The NeuroQuotient solution is to use different graphs for the company. With some indexes in which the limitations are absorbed in the efficiencies (Fig2). Each efficiency absorbs a limitation of another level.

Neuroscience in Companies. Neuroleadership with NeuroQuotient
Fig 2. Graphs with the neuroquotient dimensions for the person and graphs with neuroquotient indexes, which allow measuring progress, for the Company

The most important NeuroQuotient index is NQ, which embraces all the efficiencies and limitations. It is higher when the efficiencies are higher and the lower the limitations.

NQ measures self-leadership!

We had it clear from the design of the tool. But, in addition, to confirm this, in the tool validation regarding TCI-R (Temperament and Character Inventory of Dr. Robert Cloninger), we found a very high correlation (0.69) with the Self-Directedness scale.

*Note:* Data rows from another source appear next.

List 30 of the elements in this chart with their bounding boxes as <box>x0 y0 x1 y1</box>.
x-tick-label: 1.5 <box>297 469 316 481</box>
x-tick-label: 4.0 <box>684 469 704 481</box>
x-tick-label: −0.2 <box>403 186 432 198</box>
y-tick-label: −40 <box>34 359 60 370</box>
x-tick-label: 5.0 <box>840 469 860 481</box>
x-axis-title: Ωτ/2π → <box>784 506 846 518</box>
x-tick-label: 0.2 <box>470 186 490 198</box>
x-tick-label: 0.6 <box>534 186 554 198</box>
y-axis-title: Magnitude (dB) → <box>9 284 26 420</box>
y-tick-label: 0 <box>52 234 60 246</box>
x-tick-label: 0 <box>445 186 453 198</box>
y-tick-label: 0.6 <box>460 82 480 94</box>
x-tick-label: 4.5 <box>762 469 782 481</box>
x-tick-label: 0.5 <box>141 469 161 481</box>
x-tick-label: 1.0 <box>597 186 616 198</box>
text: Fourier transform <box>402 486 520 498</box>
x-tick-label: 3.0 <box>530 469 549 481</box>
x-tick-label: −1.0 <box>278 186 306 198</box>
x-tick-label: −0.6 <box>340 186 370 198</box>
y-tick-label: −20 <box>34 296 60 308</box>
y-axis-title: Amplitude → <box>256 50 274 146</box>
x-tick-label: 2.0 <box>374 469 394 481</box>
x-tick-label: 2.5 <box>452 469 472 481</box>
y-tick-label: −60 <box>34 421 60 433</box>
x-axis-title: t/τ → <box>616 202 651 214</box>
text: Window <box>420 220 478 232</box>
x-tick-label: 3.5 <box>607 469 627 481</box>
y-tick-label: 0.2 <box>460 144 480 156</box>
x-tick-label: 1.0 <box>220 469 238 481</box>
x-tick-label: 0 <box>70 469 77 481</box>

The other indixes, that at least embrace an efficacy and a limitation, can be seen in Table 1.

These graphs can be used both to state the individual development goals and, as we will see below, to demonstrate the results obtained.

Neuroscience in Companies. Neuroleadership with NeuroQuotient
Table 1. NQ indices with the most outstanding neuro behaviors.
Measure of progress,

The NeuroQuotient indexes allow measuring and demonstrating the progress in the processes of development.

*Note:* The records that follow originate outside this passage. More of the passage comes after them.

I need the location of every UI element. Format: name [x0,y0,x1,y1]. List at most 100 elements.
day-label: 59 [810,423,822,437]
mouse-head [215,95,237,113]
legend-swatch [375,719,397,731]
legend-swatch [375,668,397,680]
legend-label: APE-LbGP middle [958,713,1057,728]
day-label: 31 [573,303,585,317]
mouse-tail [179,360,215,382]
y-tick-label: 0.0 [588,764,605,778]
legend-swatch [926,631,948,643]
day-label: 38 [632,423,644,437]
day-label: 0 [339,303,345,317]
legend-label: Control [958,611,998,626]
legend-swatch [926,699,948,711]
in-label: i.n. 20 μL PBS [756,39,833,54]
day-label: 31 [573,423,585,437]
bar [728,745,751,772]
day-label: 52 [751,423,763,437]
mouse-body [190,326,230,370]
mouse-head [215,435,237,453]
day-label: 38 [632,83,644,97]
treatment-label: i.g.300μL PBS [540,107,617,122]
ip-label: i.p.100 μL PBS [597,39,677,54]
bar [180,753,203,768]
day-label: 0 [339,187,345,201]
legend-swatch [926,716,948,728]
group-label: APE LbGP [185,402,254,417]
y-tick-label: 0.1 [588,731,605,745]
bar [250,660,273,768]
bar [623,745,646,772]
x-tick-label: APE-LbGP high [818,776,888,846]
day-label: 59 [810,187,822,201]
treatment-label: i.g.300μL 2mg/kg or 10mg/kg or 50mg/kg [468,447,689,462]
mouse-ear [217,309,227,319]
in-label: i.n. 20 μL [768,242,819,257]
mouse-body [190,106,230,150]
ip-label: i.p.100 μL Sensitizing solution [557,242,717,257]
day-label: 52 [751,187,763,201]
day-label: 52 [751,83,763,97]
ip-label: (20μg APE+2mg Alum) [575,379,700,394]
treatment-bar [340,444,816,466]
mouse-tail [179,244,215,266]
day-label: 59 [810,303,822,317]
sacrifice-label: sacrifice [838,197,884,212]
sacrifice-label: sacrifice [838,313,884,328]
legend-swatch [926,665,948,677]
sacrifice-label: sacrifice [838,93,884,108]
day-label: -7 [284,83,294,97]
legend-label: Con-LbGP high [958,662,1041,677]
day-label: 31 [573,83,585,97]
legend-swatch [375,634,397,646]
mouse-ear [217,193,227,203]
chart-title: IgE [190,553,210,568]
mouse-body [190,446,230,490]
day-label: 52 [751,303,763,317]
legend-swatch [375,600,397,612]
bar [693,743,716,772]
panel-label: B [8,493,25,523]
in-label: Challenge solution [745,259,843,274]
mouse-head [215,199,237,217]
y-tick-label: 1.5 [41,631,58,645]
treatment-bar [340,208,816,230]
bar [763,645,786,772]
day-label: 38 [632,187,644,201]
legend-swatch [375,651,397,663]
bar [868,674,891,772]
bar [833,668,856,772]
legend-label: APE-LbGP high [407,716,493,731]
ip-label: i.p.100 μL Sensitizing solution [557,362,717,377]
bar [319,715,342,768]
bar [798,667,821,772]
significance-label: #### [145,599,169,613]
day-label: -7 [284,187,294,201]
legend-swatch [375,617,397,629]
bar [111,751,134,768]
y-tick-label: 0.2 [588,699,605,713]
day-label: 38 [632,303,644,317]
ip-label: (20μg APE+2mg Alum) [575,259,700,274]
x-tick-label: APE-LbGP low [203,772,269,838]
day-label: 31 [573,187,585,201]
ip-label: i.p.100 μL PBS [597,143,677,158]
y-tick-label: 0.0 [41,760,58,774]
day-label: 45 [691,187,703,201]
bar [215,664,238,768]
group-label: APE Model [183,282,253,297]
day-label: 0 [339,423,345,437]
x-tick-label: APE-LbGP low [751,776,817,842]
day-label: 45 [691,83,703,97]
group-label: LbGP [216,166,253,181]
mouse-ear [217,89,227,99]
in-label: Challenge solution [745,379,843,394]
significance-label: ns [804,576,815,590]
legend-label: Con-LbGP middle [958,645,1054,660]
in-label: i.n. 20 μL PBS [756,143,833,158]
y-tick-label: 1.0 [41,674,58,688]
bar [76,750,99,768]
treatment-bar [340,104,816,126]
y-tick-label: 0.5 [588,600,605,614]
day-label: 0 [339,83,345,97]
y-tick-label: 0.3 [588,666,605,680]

But companies want to see justified their investment. They usually want to be shown improvement. For this, a qualitative report is not enough. However, quantifying progress is complicated. You can resort to 360 studies, but they are not very efficient.

There, is one of the most important contributions of NeuroQuotient. The neuro tool allows measuring progress.

Most of the tools that are used in development determine the personality through the behavioral traits.

NeuroQuotient does not deal with the personality. It is centered on the behavior and on the intensity of the neuro behaviors. In a coaching process of a few months the personality is impossible to be changed, but it is very feasible to adjust the behavior to improve the results.

Let’s continue with the example. Let’s see, Fig 3. the progress by comparing, with the graphs for the company, the current state at the beginning of the process and at the end of it. In this case the process lasted three months.

Neuroscience in Companies. Neuroleadership with NeuroQuotient
Fig 3. Measurement of progress in a development process with NQ indexes

There is a progress in NQ, self-leadership and, mainly in the indices A, [A1] and [A2], those referring to neuro behaviors of approximation. Those who, in effect, the person was raised as priority improvement opportunities.

More than one will observe that the index [I1] – the highest at the beginning of the process – has decreased. This is totally consistent with the person’s purpose: he felt no need for improvement in dimension I1 (see Fig 1). Also, it is consistent with the model: a high efficiency points to the risk that the limitation of the same level is also. Efficiencies and Limitations are like two sides of the same coin.

Finally, write down a topic for a future article of interest to the company.

Prevention of psychosocial risks. Resilience is a particular case of self-leadership.

Self-leadership affects all the people in the company, not only those who have dependents.

The prevention of psychosocial risks is usually addressed from the point of view of the company so that people feel less negative effects.

It is rarely considered from the point of view of helping people to be more resilient. Or to work with those who ‘expelling their stress outward’ emotionally contaminate the environment.

But, let’s leave it for another article.

At the beginning we said that we wanted to present the contribution of the neuro tool in the practical and efficient application of neuroscience in companies and organizations. We hope this has been achieved.